Although energy markets around the world are generally well supplied at present, investment trends warn against complacency about energy security. The cuts in upstream oil and gas investment disproportionately affect regions where geopolitical risk is low. While there have been major improvements in project management that have helped to lower costs, there are concerns about the industry’s ability to quickly ramp up investment should market conditions warrant it. Investment in inter-regional LNG chains and major pipelines is falling rapidly, in part a result of geopolitical constrains. Given the long lead times of these projects, this decline raises concerns about the adequacy of supply infrastructure in the years to come. In the electricity sector, wind and solar are now meeting a substantial proportion of the growth in demand in annual production volumes, but integrating them effectively into the power system requires additional investment and changing operational methods across the electricity system. In many countries, there is a policy debate about the ability of the current regulatory institutions to achieve this. Investment in flexible types of electricity generation, such as gas power, is crawling to a halt in Europe and there are emerging uncertainties about its prospects in North America. In emerging markets such as Mexico and India, long term contracts are helping to mobilise investment in renewables, but difficulties in upgrading the grid in order to integrate them into the system persist. Investment in transmission lines is critically dependent on the regulatory framework and often faces licensing obstacles. For systems where variable renewables account for a large and growing share of the power generation mix, investment in both electricity storage and smart demand-response solutions will need to expand substantially. A consistent, investment friendly policy and regulatory environment remains crucial for maintaining energy security.

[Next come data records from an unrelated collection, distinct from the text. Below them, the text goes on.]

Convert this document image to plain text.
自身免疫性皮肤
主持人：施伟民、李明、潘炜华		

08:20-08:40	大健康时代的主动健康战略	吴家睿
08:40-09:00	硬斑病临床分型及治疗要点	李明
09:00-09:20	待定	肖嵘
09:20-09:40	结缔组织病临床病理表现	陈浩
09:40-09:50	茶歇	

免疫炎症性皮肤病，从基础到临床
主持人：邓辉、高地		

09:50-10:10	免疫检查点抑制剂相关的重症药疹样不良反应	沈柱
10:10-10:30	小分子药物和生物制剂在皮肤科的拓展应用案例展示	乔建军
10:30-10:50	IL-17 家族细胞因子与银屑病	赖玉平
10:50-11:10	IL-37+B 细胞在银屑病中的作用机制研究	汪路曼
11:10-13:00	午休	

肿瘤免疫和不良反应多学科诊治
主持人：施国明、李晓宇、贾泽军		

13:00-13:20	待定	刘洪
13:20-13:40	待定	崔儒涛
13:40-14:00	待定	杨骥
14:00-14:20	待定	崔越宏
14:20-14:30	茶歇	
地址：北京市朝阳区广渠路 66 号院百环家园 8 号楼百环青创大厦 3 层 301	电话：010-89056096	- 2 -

Globally, energy investment is not yet consistent with the transition to a low carbon energy system envisaged in the Paris Climate Agreement reached at the end of 2015. While wind, solar PV and electric-vehicle investments are broadly on a trajectory consistent with limiting the increase in global temperature to 2°C, investment in other low carbon technologies is falling behind. In several countries, nuclear capacity is ageing with little investment going to replacement capacity, and renewables are struggling to compensate for reduced nuclear output. Large scale investment in CCS has yet to take off. On the demand side, economically viable alternatives to oil have yet to emerge in aviation, heavy duty transport and shipping, which collectively account for the bulk of oil consumption. And large investments are still being made in highly inefficient subcritical coal plants, which risk locking in carbon emissions for decades. A combination of accelerated technological innovation and an investment framework aimed at encouraging rapid, large scale deployment of low carbon technologies will be essential to steer the transformation of the energy system in a timely way in order to jointly achieve climate and energy security objectives.